Tout cela est bel et bon mais les industries extractives dont celles liées aux énergies fossiles n’étaient pas restées inactives. Aux USA, après les deux chocs mondiaux du pétrole de 1973 et 1979 (le second particulièrement humiliant à cause des relations détestables avec l’Iran où le Shah, leur allié, fut chassé par la révolution islamique), la question de l’indépendance énergétique, vis-à-vis des pays du Golfe persique, devint aiguë : en 1973, plus de 35 % de l’approvisionnement mondial en pétrole en dépendait.
A côté d’initiatives politiques de la part des Etats consommateurs, telle la création de l’Agence Internationale de l’Energie (AIE) en 1974, pour faire pièce à l’OPEP (l’organisation des producteurs-exportateurs de pétrole), les ingénieurs nord-américains explorèrent, au plan technique, toutes les voies alternatives à l’importation des produits pétroliers. Parmi ces dernières, il y en avait d’éprouvées telles la relance du charbon (que les responsables politiques, à l’instar du président Reagan, adoptèrent), la fabrication de l’essence et d’huiles à partir du charbon et du gaz naturel (grâce à de vieux brevets du procédé Fischer-Tropsch, prises de guerre de la défaite du Troisième Reich allemand et adaptés dans le contexte de l’embargo pétrolier causé par la politique de l’apartheid, par les Sud-africains et leur groupe énergétique Sasol), l’hydraulique, la géothermie, la biomasse, etc. Aussi, il y avait de nouvelles voies alternatives comme le fracking (la fracturation hydraulique) associé au forage horizontal qui allait connaitre un grand succès dans les gisements du pétrole et de gaz naturel des Etats-Unis, l’exploitation massive des schistes bitumineux (développée surtout au Canada central, en Chine, en Russie et, en Europe, dans l’Estonie), l’éolien (les pales des champs d’éoliennes du désert Mojave animent bien des films de Hollywood), le solaire, le nucléaire civil (qui pâtit gravement aux Etats-Unis de l’accident de Three Mile Island de 1979), etc.
Au-delà des recherches, les deux axes portants de l’indépendance énergétique nord-américaine, à partir des années 1980, furent le charbon et le pétrole associé souvent au gaz naturel.
De tels choix énergétiques, centrés sur des énergies fossiles et polluantes, étaient hautement dommageables pour l’atmosphère de la Terre tout en faisant grimper les températures. Les dirigeants politiques, les cadres de la haute administration, les ingénieurs et techniciens de l’énergie et les gens des médias le savaient bien.
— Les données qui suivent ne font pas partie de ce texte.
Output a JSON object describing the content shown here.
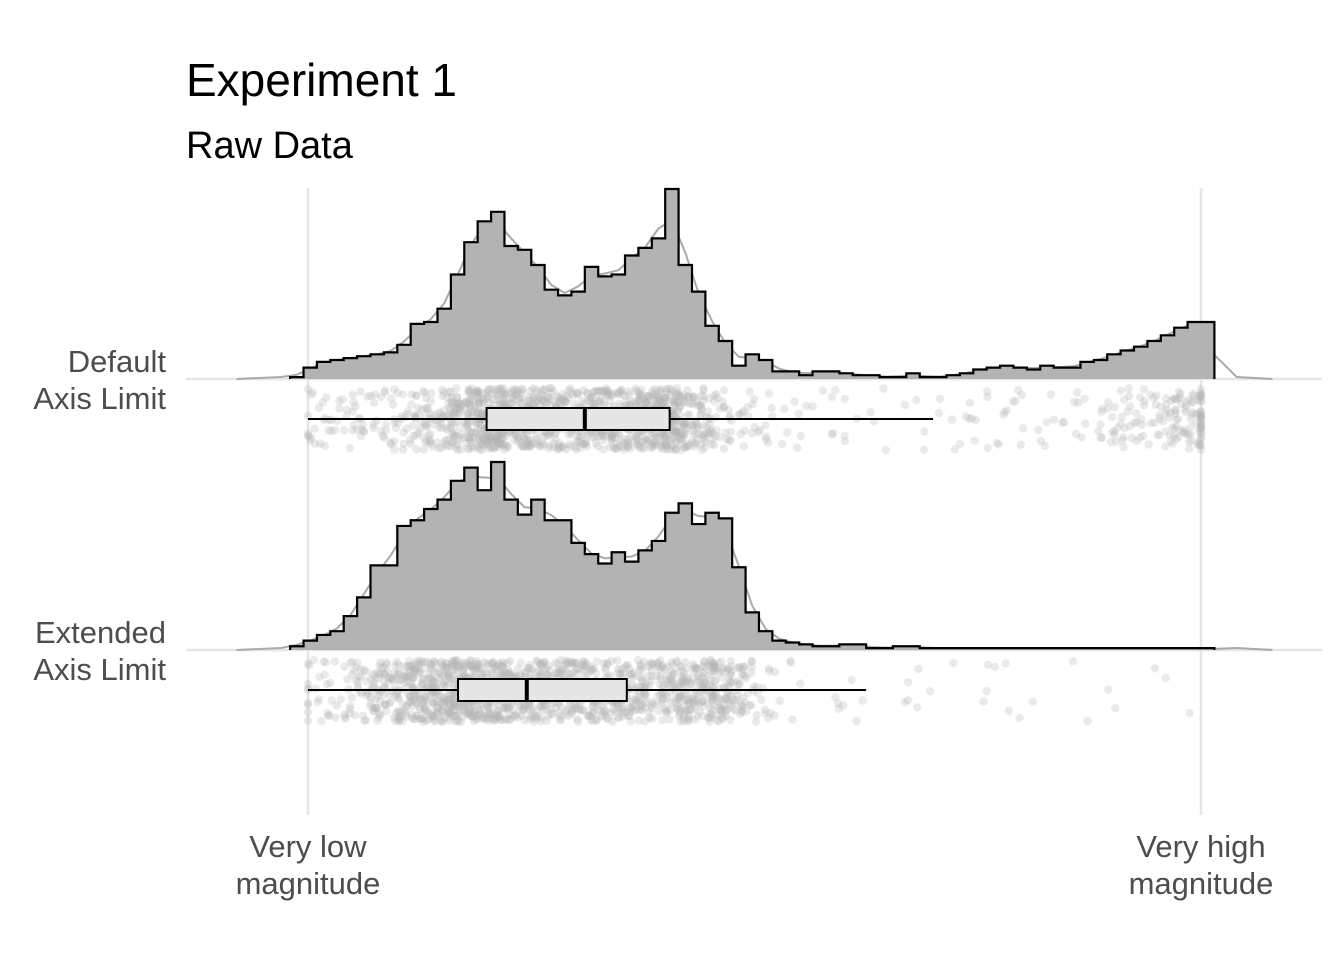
{
  "chart_data": {
    "type": "raincloud",
    "title": "Experiment 1",
    "subtitle": "Raw Data",
    "x_range": [
      -0.135,
      1.135
    ],
    "x_ticks": [
      {
        "value": 0,
        "label_lines": [
          "Very low",
          "magnitude"
        ]
      },
      {
        "value": 1,
        "label_lines": [
          "Very high",
          "magnitude"
        ]
      }
    ],
    "grid": true,
    "colors": {
      "hist_fill": "#b3b3b3",
      "hist_line": "#000000",
      "density_line": "#aaaaaa",
      "grid": "#e6e6e6",
      "box_fill": "#e6e6e6",
      "points": "#b5b5b5"
    },
    "series": [
      {
        "name_lines": [
          "Default",
          "Axis Limit"
        ],
        "bin_width": 0.015,
        "bin_start": -0.02,
        "hist_heights": [
          0.01,
          0.06,
          0.09,
          0.1,
          0.11,
          0.12,
          0.13,
          0.14,
          0.18,
          0.29,
          0.3,
          0.37,
          0.55,
          0.72,
          0.83,
          0.88,
          0.7,
          0.68,
          0.6,
          0.47,
          0.44,
          0.46,
          0.59,
          0.54,
          0.55,
          0.65,
          0.69,
          0.74,
          1.0,
          0.6,
          0.46,
          0.28,
          0.2,
          0.07,
          0.13,
          0.1,
          0.04,
          0.04,
          0.02,
          0.04,
          0.04,
          0.03,
          0.02,
          0.02,
          0.01,
          0.01,
          0.03,
          0.01,
          0.01,
          0.02,
          0.03,
          0.05,
          0.06,
          0.07,
          0.06,
          0.05,
          0.07,
          0.06,
          0.06,
          0.09,
          0.1,
          0.13,
          0.15,
          0.17,
          0.2,
          0.23,
          0.27,
          0.3,
          0.3
        ],
        "hist_end": 1.015,
        "box": {
          "whisker_low": 0.0,
          "q1": 0.2,
          "median": 0.31,
          "q3": 0.405,
          "whisker_high": 0.7
        },
        "n_points": 1500
      },
      {
        "name_lines": [
          "Extended",
          "Axis Limit"
        ],
        "bin_width": 0.015,
        "bin_start": -0.02,
        "hist_heights": [
          0.02,
          0.05,
          0.08,
          0.1,
          0.18,
          0.28,
          0.45,
          0.45,
          0.66,
          0.69,
          0.75,
          0.8,
          0.9,
          0.97,
          0.85,
          1.0,
          0.8,
          0.72,
          0.8,
          0.69,
          0.69,
          0.57,
          0.51,
          0.46,
          0.52,
          0.47,
          0.53,
          0.58,
          0.73,
          0.78,
          0.67,
          0.73,
          0.7,
          0.44,
          0.2,
          0.1,
          0.05,
          0.04,
          0.03,
          0.02,
          0.02,
          0.03,
          0.03,
          0.01,
          0.01,
          0.02,
          0.02,
          0.01,
          0.01,
          0.01,
          0.01,
          0.01,
          0.01,
          0.01,
          0.01,
          0.01,
          0.01,
          0.01,
          0.01,
          0.01,
          0.01,
          0.01,
          0.01,
          0.01,
          0.01,
          0.01,
          0.01,
          0.01,
          0.01
        ],
        "hist_end": 1.015,
        "box": {
          "whisker_low": 0.0,
          "q1": 0.168,
          "median": 0.245,
          "q3": 0.357,
          "whisker_high": 0.625
        },
        "n_points": 1500
      }
    ]
  }
}
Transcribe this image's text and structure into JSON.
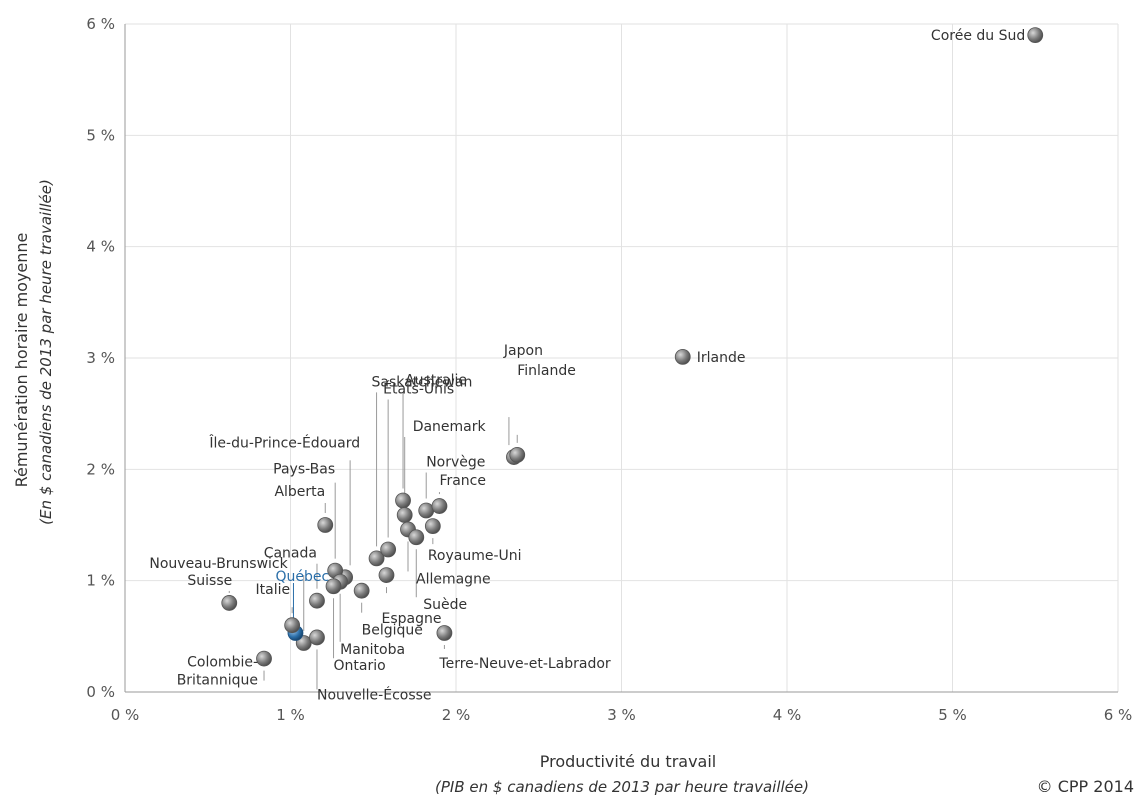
{
  "chart_data": {
    "type": "scatter",
    "xlabel": "Productivité du travail",
    "xlabel_sub": "(PIB en $ canadiens de 2013 par heure travaillée)",
    "ylabel": "Rémunération horaire moyenne",
    "ylabel_sub": "(En $ canadiens de 2013 par heure travaillée)",
    "xlim": [
      0,
      6
    ],
    "ylim": [
      0,
      6
    ],
    "x_ticks": [
      "0 %",
      "1 %",
      "2 %",
      "3 %",
      "4 %",
      "5 %",
      "6 %"
    ],
    "y_ticks": [
      "0 %",
      "1 %",
      "2 %",
      "3 %",
      "4 %",
      "5 %",
      "6 %"
    ],
    "grid": true,
    "point_color": "#7a7a7a",
    "highlight_color": "#2a6ea8",
    "points": [
      {
        "name": "Corée du Sud",
        "x": 5.5,
        "y": 5.9
      },
      {
        "name": "Irlande",
        "x": 3.37,
        "y": 3.01
      },
      {
        "name": "Japon",
        "x": 2.35,
        "y": 2.11
      },
      {
        "name": "Finlande",
        "x": 2.37,
        "y": 2.13
      },
      {
        "name": "Saskatchewan",
        "x": 1.52,
        "y": 1.2
      },
      {
        "name": "États-Unis",
        "x": 1.59,
        "y": 1.28
      },
      {
        "name": "Australie",
        "x": 1.68,
        "y": 1.72
      },
      {
        "name": "Danemark",
        "x": 1.69,
        "y": 1.59
      },
      {
        "name": "Norvège",
        "x": 1.82,
        "y": 1.63
      },
      {
        "name": "France",
        "x": 1.9,
        "y": 1.67
      },
      {
        "name": "Royaume-Uni",
        "x": 1.86,
        "y": 1.49
      },
      {
        "name": "Allemagne",
        "x": 1.71,
        "y": 1.46
      },
      {
        "name": "Suède",
        "x": 1.76,
        "y": 1.39
      },
      {
        "name": "Espagne",
        "x": 1.58,
        "y": 1.05
      },
      {
        "name": "Belgique",
        "x": 1.43,
        "y": 0.91
      },
      {
        "name": "Terre-Neuve-et-Labrador",
        "x": 1.93,
        "y": 0.53
      },
      {
        "name": "Île-du-Prince-Édouard",
        "x": 1.33,
        "y": 1.03
      },
      {
        "name": "Pays-Bas",
        "x": 1.27,
        "y": 1.09
      },
      {
        "name": "Alberta",
        "x": 1.21,
        "y": 1.5
      },
      {
        "name": "Canada",
        "x": 1.16,
        "y": 0.82
      },
      {
        "name": "Nouveau-Brunswick",
        "x": 1.08,
        "y": 0.44
      },
      {
        "name": "Manitoba",
        "x": 1.3,
        "y": 0.99
      },
      {
        "name": "Ontario",
        "x": 1.26,
        "y": 0.95
      },
      {
        "name": "Nouvelle-Écosse",
        "x": 1.16,
        "y": 0.49
      },
      {
        "name": "Québec",
        "x": 1.03,
        "y": 0.53,
        "highlight": true
      },
      {
        "name": "Italie",
        "x": 1.01,
        "y": 0.6
      },
      {
        "name": "Suisse",
        "x": 0.63,
        "y": 0.8
      },
      {
        "name": "Colombie-Britannique",
        "x": 0.84,
        "y": 0.3
      }
    ]
  },
  "copyright": "© CPP 2014"
}
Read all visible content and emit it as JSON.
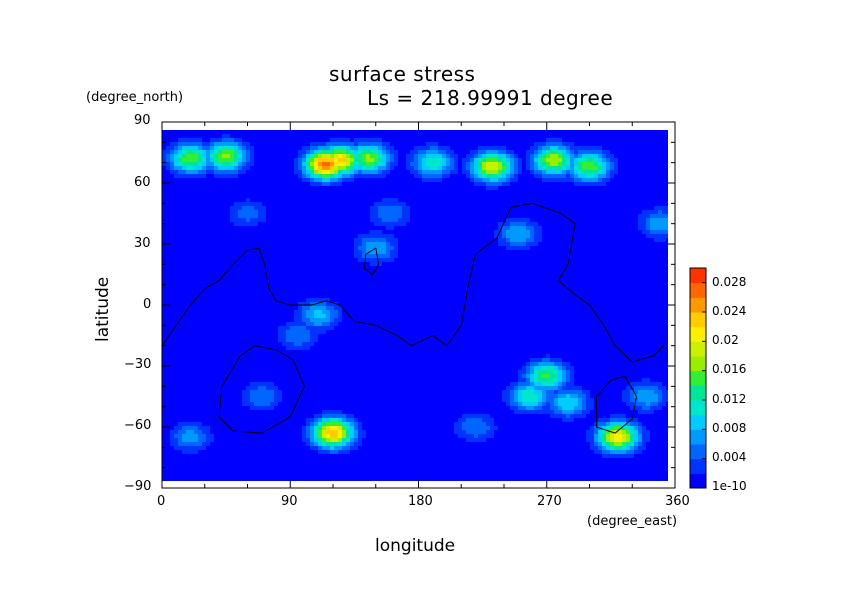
{
  "chart_data": {
    "type": "heatmap",
    "title": "surface stress",
    "subtitle": "Ls = 218.99991 degree",
    "xlabel": "longitude",
    "ylabel": "latitude",
    "xunit": "(degree_east)",
    "yunit": "(degree_north)",
    "xlim": [
      0,
      360
    ],
    "ylim": [
      -90,
      90
    ],
    "xticks": [
      "0",
      "90",
      "180",
      "270",
      "360"
    ],
    "yticks": [
      "90",
      "60",
      "30",
      "0",
      "−30",
      "−60",
      "−90"
    ],
    "colorbar": {
      "ticks": [
        "0.028",
        "0.024",
        "0.02",
        "0.016",
        "0.012",
        "0.008",
        "0.004",
        "1e-10"
      ],
      "range": [
        0,
        0.03
      ],
      "colors": [
        "#0000ff",
        "#0033ff",
        "#0066ff",
        "#0099ff",
        "#00ccff",
        "#00e6cc",
        "#00e699",
        "#33ee33",
        "#99ee00",
        "#ccee00",
        "#ffee00",
        "#ffcc00",
        "#ff9900",
        "#ff6600",
        "#ff3300"
      ]
    },
    "hotspots": [
      {
        "lon": 20,
        "lat": 72,
        "value": 0.016
      },
      {
        "lon": 45,
        "lat": 73,
        "value": 0.017
      },
      {
        "lon": 115,
        "lat": 69,
        "value": 0.027
      },
      {
        "lon": 125,
        "lat": 71,
        "value": 0.023
      },
      {
        "lon": 145,
        "lat": 72,
        "value": 0.017
      },
      {
        "lon": 190,
        "lat": 70,
        "value": 0.012
      },
      {
        "lon": 232,
        "lat": 68,
        "value": 0.02
      },
      {
        "lon": 275,
        "lat": 71,
        "value": 0.018
      },
      {
        "lon": 300,
        "lat": 68,
        "value": 0.016
      },
      {
        "lon": 120,
        "lat": -63,
        "value": 0.024
      },
      {
        "lon": 320,
        "lat": -65,
        "value": 0.022
      },
      {
        "lon": 270,
        "lat": -35,
        "value": 0.015
      },
      {
        "lon": 258,
        "lat": -45,
        "value": 0.012
      },
      {
        "lon": 285,
        "lat": -48,
        "value": 0.01
      },
      {
        "lon": 110,
        "lat": -5,
        "value": 0.009
      },
      {
        "lon": 95,
        "lat": -15,
        "value": 0.006
      },
      {
        "lon": 150,
        "lat": 28,
        "value": 0.008
      },
      {
        "lon": 250,
        "lat": 35,
        "value": 0.008
      },
      {
        "lon": 70,
        "lat": -45,
        "value": 0.006
      },
      {
        "lon": 340,
        "lat": -45,
        "value": 0.008
      },
      {
        "lon": 20,
        "lat": -65,
        "value": 0.007
      },
      {
        "lon": 160,
        "lat": 45,
        "value": 0.006
      },
      {
        "lon": 220,
        "lat": -60,
        "value": 0.006
      },
      {
        "lon": 350,
        "lat": 40,
        "value": 0.008
      },
      {
        "lon": 60,
        "lat": 45,
        "value": 0.005
      }
    ],
    "contours": [
      {
        "points": [
          [
            0,
            -20
          ],
          [
            10,
            -10
          ],
          [
            20,
            0
          ],
          [
            30,
            8
          ],
          [
            40,
            12
          ],
          [
            50,
            20
          ],
          [
            60,
            27
          ],
          [
            68,
            28
          ],
          [
            72,
            20
          ],
          [
            75,
            8
          ],
          [
            80,
            2
          ],
          [
            90,
            0
          ],
          [
            105,
            0
          ],
          [
            115,
            2
          ],
          [
            125,
            0
          ],
          [
            135,
            -8
          ],
          [
            150,
            -10
          ],
          [
            165,
            -15
          ],
          [
            175,
            -20
          ],
          [
            190,
            -15
          ],
          [
            200,
            -20
          ],
          [
            210,
            -10
          ],
          [
            215,
            10
          ],
          [
            220,
            25
          ],
          [
            235,
            33
          ],
          [
            245,
            48
          ],
          [
            260,
            50
          ],
          [
            280,
            45
          ],
          [
            290,
            40
          ],
          [
            285,
            20
          ],
          [
            278,
            12
          ],
          [
            290,
            5
          ],
          [
            300,
            0
          ],
          [
            310,
            -10
          ],
          [
            318,
            -20
          ],
          [
            330,
            -28
          ],
          [
            345,
            -25
          ],
          [
            352,
            -20
          ]
        ]
      },
      {
        "points": [
          [
            65,
            -20
          ],
          [
            55,
            -25
          ],
          [
            42,
            -40
          ],
          [
            40,
            -55
          ],
          [
            50,
            -62
          ],
          [
            70,
            -63
          ],
          [
            90,
            -55
          ],
          [
            100,
            -40
          ],
          [
            92,
            -27
          ],
          [
            80,
            -22
          ],
          [
            65,
            -20
          ]
        ]
      },
      {
        "points": [
          [
            143,
            25
          ],
          [
            150,
            28
          ],
          [
            152,
            20
          ],
          [
            148,
            15
          ],
          [
            142,
            18
          ],
          [
            143,
            25
          ]
        ]
      },
      {
        "points": [
          [
            325,
            -35
          ],
          [
            315,
            -37
          ],
          [
            305,
            -45
          ],
          [
            305,
            -60
          ],
          [
            318,
            -63
          ],
          [
            330,
            -56
          ],
          [
            333,
            -45
          ],
          [
            325,
            -35
          ]
        ]
      }
    ]
  }
}
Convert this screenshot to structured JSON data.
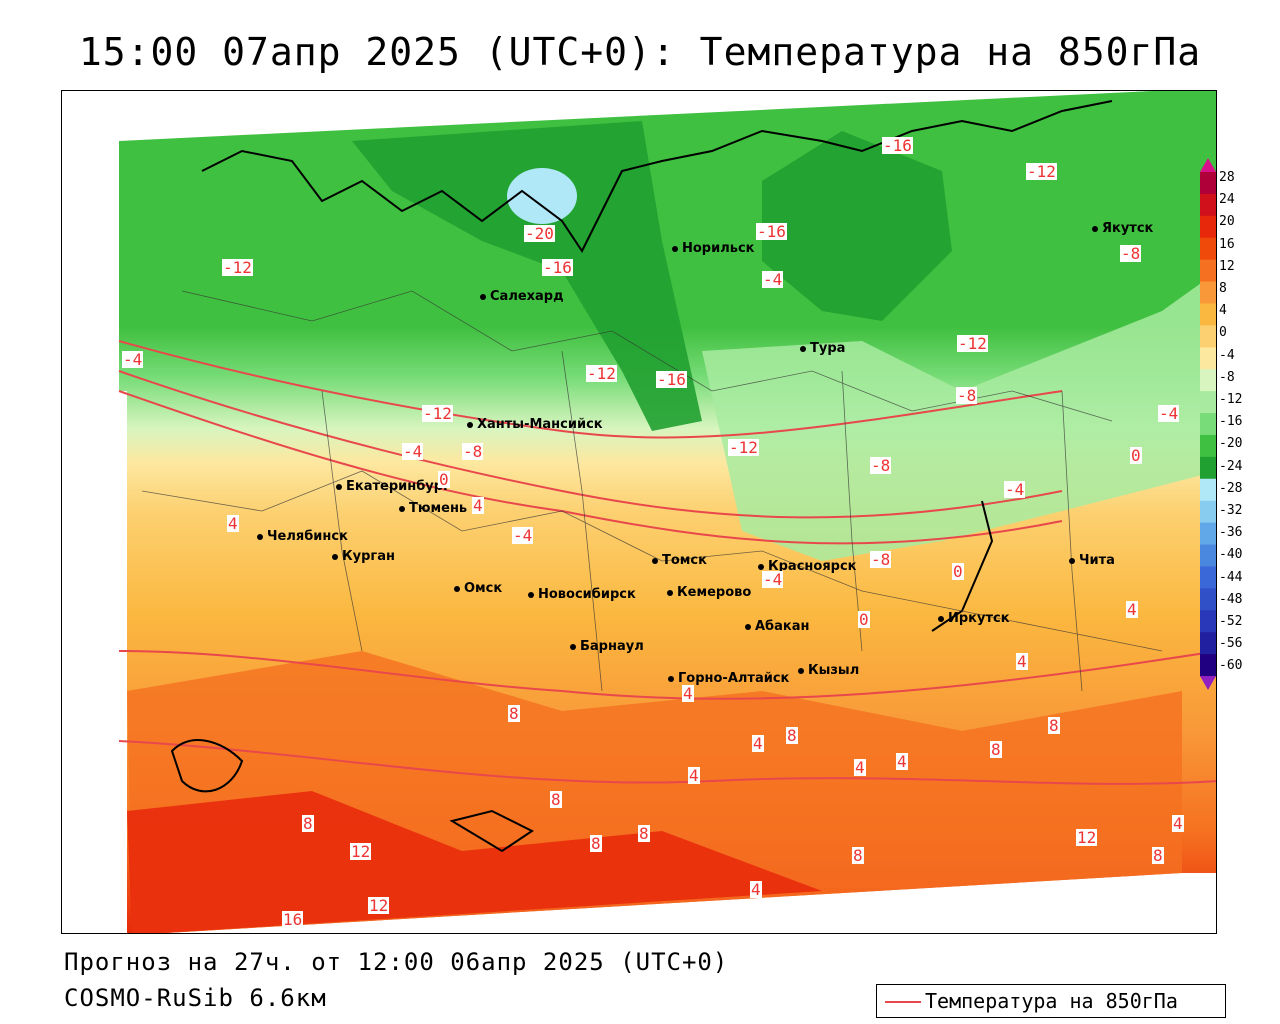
{
  "title": "15:00 07апр 2025 (UTC+0): Температура на 850гПа",
  "footer": {
    "forecast": "Прогноз на 27ч. от 12:00 06апр 2025 (UTC+0)",
    "model": "COSMO-RuSib 6.6км"
  },
  "legend": {
    "label": "Температура на 850гПа",
    "line_color": "#e8484c"
  },
  "colorbar": {
    "labels": [
      "28",
      "24",
      "20",
      "16",
      "12",
      "8",
      "4",
      "0",
      "-4",
      "-8",
      "-12",
      "-16",
      "-20",
      "-24",
      "-28",
      "-32",
      "-36",
      "-40",
      "-44",
      "-48",
      "-52",
      "-56",
      "-60"
    ],
    "colors": [
      "#b0003a",
      "#d0101a",
      "#e8280a",
      "#f04a0a",
      "#f57020",
      "#f89838",
      "#fbb840",
      "#fcd070",
      "#fde8a0",
      "#d8f5c0",
      "#a8eba0",
      "#78dc78",
      "#40c040",
      "#20a030",
      "#b0e8f8",
      "#88ccf0",
      "#60a8e8",
      "#4a88e0",
      "#3a68d8",
      "#3050c8",
      "#2838b8",
      "#2020a0",
      "#200080"
    ]
  },
  "cities": [
    {
      "name": "Якутск"
    },
    {
      "name": "Норильск"
    },
    {
      "name": "Салехард"
    },
    {
      "name": "Тура"
    },
    {
      "name": "Ханты-Мансийск"
    },
    {
      "name": "Екатеринбург"
    },
    {
      "name": "Тюмень"
    },
    {
      "name": "Челябинск"
    },
    {
      "name": "Курган"
    },
    {
      "name": "Омск"
    },
    {
      "name": "Новосибирск"
    },
    {
      "name": "Томск"
    },
    {
      "name": "Кемерово"
    },
    {
      "name": "Красноярск"
    },
    {
      "name": "Барнаул"
    },
    {
      "name": "Абакан"
    },
    {
      "name": "Иркутск"
    },
    {
      "name": "Чита"
    },
    {
      "name": "Горно-Алтайск"
    },
    {
      "name": "Кызыл"
    }
  ],
  "isolines": [
    "-16",
    "-12",
    "-20",
    "-16",
    "-12",
    "-8",
    "-4",
    "-12",
    "-12",
    "-16",
    "-4",
    "-12",
    "-8",
    "-16",
    "-4",
    "-8",
    "0",
    "4",
    "-4",
    "-8",
    "0",
    "4",
    "-4",
    "0",
    "4",
    "0",
    "4",
    "8",
    "4",
    "8",
    "4",
    "8",
    "4",
    "4",
    "8",
    "4",
    "8",
    "8",
    "12",
    "8",
    "12",
    "16",
    "8",
    "8",
    "12",
    "8",
    "4",
    "-4",
    "-12",
    "-8",
    "-4",
    "4"
  ]
}
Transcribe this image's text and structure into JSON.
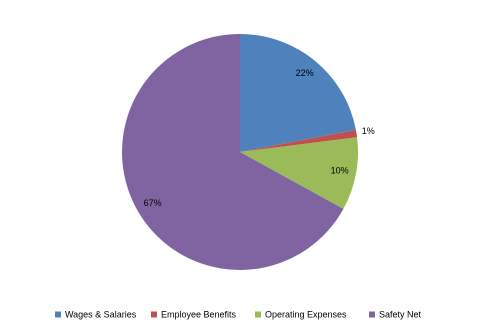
{
  "chart_data": {
    "type": "pie",
    "categories": [
      "Wages & Salaries",
      "Employee Benefits",
      "Operating Expenses",
      "Safety Net"
    ],
    "values": [
      22,
      1,
      10,
      67
    ],
    "value_labels": [
      "22%",
      "1%",
      "10%",
      "67%"
    ],
    "colors": [
      "#4f81bd",
      "#c0504d",
      "#9bbb59",
      "#8064a2"
    ],
    "legend": "bottom"
  }
}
D’ailleurs plusieurs grands pays industrialisés ne portent pas, encore en 2020, les objectifs contraignants en terme de réduction d’émission de GES du protocole de Kyoto de 1997 (COP3), relancé en 2012, dont les Etats-Unis. En sus, la Chine, le Canada et l’Australie craignaient aussi que cette contrainte altère leur développement économique. Les États-Unis avaient signé sans ratifier l’accord et le Canada s’en est désengagé. Enfin, quant à eux, les pays en voie de développement dont l’Inde qui avaient ratifié l’accord ont bénéficié de conditions spéciales pour ne pas hypothéquer les possibilités d’améliorer le niveau de vie des habitants. Ainsi, en Inde, le charbon fournit encore les deux-tiers de l’énergie au pays et il sert de combustible à des millions de familles pauvres. Je tiens à préciser que toutes les mines indiennes ne sont comparables à celles de Jariah (dans l’Etat septentrional du Jharkhand), le lieu le pire du pays quant à la qualité de vie . Vous verrez, ci-dessous, les mines de charbon à découverte (à ciel ouvert), avec la bande-annonce du documentaire « Jariah, une vie en enfer », un film primé de Jean Dubrel et Tiane Doan na Champassak (2014).
Localement, les conséquences aux Etats-Unis furent un peu moins lourdes que prévues car la Chine développait, à partir des années 1980 sur la base de son industrie lourde, celle manufacturière pour devenir en quelques décennies la nouvelle (grande) usine du Monde.
Par exemple, les Etats-Unis ne sont plus que le 3ème producteur mondial de charbon (606 millions de t/an en 2016 contre les 3,411 milliards t/an de la Chine) mais la pollution atmosphérique et le réchauffement climatique ne connaissent pas de frontières. La Chine, du temps du rapport Charney en 1979, produisait 636 millions de t/an et elle a donc multiplié par plus de cinq sa production de charbon en moins de quatre décennies ! A l’échelle de la planète, la consommation de charbon a augmenté de 60 % depuis l’an 2000.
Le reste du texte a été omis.